Media telah menyebarkan video Renata menyerang Andreas dan mengecapnya sebagai Amber Heard kedua. Andreas bahkan memiliki foto wajahnya yang memar akibat dipukul asbak dan telah tayang di media sosial dan televisi. Neiva yang masih ingat lebam yang dimiliki Renata yang berwarna biru keunguan dan membuat perempuan itu menangis terus menerus, menjadi geram. Simpati untuk suaminya berdatangan dari manapun dan akun media sosial Renata segera dikunci. Filmnya bahkan diboikot dan di-blacklist.
Saat Renata akhirnya hadir di persidangan pertama untuk kasus KDRT, banyak cacian dan makian yang ditujukan untuknya. Neiva yang ingin membalas segera dicegah oleh sang artis.
"Biarin saja, Va. Gue cuma mau lepas dari lelaki bajingan itu. Biar aja gue dihujat seluruh dunia, asal gue bisa bebas dari monster itu," bisiknya lirih.
Neiva membersihkan sisa-sisa telur yang dilemparkan oleh seseorang dari kerumunan yang ada di depan pengadilan di kamar mandi. Matanya sedari tadi terus berkaca-kaca. "Kenapa lo mesti ngalamin rumah tangga yang kayak gini, sih?"
"Gue nggak tahu, Va, kalo bakal kayak gini. Sejak awal pacaran sampe nikah, emang banyak yang bilang Andreas itu berbahaya. Tapi sikap dia sweet, romantis sama gue. Bahkan di awal nikah. Gue juga berusaha bahagiain dia, termasuk cuti pas gue hamil sampe melahirkan. Tapi ternyata itu nggak cukup buat dia. Dia maunya gue nggak pernah bantah dia, sekalipun dia salah."
Renata kembali mencucurkan air mata.
"Dia suka seenaknya, suka main kasar apalagi saat berhubungan. Setiap dia abis ngasarin gue, dia pasti bakal sujud, minta maaf, nangis sama gue. Terus beliin gue barang-barang mahal. Gue berharap mungkin dia bakal berubah, setiap kali dia nangis, gue selalu percaya dia akan berubah. Gue masih menerima dia, bahkan saat gue nyaris mati karena dia. Saat gue sadar dan mau gugat cerai, dia malah mau masukin gue ke penjara karena narkoba. Setelah itu, dia beneran nangis kejer dan bilang udah tobat, Va. Gue yang mau lari dari rumah terkutuk itu, ngeliat matanya beneran sungguh-sungguh. Gimana gue nggak bisa luluh nerima dia?"

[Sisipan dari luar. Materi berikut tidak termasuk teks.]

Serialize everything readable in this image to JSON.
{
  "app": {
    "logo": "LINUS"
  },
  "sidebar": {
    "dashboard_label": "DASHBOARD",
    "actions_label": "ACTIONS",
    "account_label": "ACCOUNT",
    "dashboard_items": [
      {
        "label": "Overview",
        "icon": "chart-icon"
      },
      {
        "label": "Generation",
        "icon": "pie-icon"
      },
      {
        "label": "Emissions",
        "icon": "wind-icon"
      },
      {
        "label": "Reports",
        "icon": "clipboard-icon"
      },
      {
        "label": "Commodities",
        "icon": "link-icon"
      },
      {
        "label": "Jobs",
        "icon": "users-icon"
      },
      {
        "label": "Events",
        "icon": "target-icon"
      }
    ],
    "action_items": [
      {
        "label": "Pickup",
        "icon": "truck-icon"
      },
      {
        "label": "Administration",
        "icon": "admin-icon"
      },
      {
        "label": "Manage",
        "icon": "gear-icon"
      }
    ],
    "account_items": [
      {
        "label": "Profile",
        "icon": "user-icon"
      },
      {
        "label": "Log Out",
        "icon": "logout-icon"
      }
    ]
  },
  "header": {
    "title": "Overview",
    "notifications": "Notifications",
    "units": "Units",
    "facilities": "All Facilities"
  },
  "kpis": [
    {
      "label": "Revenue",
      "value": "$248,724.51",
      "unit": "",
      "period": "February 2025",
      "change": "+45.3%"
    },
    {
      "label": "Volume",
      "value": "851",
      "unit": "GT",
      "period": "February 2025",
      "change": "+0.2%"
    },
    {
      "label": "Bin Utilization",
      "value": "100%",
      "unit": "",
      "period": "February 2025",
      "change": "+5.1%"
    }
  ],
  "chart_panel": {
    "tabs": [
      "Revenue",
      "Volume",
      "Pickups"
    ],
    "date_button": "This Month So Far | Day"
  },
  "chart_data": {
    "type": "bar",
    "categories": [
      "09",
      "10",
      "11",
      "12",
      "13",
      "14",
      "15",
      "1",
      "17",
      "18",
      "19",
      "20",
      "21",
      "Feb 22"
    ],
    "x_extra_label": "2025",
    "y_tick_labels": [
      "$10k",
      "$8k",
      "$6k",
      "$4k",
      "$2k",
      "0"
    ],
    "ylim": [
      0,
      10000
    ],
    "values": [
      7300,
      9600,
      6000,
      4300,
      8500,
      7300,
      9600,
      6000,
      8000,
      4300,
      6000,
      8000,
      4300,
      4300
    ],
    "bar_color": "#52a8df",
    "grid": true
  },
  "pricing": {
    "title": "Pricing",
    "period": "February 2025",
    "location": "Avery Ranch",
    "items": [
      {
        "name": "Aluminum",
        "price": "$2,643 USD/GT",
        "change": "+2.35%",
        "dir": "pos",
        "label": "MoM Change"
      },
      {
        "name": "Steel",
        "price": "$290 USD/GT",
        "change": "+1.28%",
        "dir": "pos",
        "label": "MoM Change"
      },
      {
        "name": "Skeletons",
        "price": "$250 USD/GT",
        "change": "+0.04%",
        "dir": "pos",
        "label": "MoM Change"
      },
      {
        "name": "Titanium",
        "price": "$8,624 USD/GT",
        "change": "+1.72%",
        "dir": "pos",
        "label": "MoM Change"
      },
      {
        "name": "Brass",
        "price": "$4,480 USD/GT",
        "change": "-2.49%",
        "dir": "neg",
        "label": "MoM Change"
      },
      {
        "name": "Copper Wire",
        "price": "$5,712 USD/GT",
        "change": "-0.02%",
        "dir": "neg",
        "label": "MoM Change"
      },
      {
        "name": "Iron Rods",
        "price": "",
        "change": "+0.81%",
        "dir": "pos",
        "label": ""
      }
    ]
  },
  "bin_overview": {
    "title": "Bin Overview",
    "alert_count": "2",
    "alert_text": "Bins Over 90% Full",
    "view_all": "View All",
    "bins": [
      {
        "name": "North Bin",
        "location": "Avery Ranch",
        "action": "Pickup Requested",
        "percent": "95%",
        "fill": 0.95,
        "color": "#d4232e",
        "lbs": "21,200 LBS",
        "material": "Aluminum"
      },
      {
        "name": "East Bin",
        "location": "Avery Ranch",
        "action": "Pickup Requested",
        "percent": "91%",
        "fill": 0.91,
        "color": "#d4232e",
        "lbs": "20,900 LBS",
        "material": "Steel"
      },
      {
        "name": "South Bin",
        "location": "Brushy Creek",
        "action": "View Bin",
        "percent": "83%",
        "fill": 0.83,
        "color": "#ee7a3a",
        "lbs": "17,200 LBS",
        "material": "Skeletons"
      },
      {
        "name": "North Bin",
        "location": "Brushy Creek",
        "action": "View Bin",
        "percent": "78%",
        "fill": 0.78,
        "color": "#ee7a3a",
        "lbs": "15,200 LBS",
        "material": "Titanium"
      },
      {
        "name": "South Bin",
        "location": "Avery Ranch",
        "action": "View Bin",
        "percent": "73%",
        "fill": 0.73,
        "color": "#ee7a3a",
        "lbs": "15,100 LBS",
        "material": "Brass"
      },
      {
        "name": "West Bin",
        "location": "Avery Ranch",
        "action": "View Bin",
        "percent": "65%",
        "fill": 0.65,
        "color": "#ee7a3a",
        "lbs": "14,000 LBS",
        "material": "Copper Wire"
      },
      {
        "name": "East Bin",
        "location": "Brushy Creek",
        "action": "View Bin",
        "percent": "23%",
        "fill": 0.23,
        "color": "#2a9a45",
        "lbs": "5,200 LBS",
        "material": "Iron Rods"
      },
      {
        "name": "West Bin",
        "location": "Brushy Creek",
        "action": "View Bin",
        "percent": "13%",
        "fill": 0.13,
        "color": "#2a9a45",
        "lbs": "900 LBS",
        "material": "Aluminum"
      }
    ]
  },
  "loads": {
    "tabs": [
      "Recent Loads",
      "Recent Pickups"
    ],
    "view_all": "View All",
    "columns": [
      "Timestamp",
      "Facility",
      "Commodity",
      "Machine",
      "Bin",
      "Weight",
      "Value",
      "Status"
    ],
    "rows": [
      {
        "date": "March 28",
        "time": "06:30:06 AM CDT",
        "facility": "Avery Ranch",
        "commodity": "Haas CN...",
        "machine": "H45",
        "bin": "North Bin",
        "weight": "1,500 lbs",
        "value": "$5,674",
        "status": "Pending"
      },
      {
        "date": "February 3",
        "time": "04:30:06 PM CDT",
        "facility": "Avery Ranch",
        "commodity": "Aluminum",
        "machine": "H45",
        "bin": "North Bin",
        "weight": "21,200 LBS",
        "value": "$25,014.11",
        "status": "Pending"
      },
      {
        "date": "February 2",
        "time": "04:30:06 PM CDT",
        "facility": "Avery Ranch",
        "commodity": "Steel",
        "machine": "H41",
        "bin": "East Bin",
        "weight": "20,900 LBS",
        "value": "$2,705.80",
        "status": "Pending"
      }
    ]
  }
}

Neiva mencengkeram wastafel dengan erat, seolah hatinya tertusuk jarum panas setiap kali Renata bercerita. Ada sesuatu yang familiar, akrab dan pedih, ketika benaknya membayangkan penderitaan perempuan itu.
"Jadi, please. Gue udah nggak peduli sama nama baik gue. Lepasin gue dari dia dan gue akan pergi jauh dari kota ini. Mulai hidup baru gue lagi. Karena kalo sekali aja si Bajingan itu sujud di hadapan gue dan nangis, gue bakal kena perangkap mautnya, Va. Bisa-bisa gue baru bisa bebas kalo gue udah mati karena disiksa sama Andreas."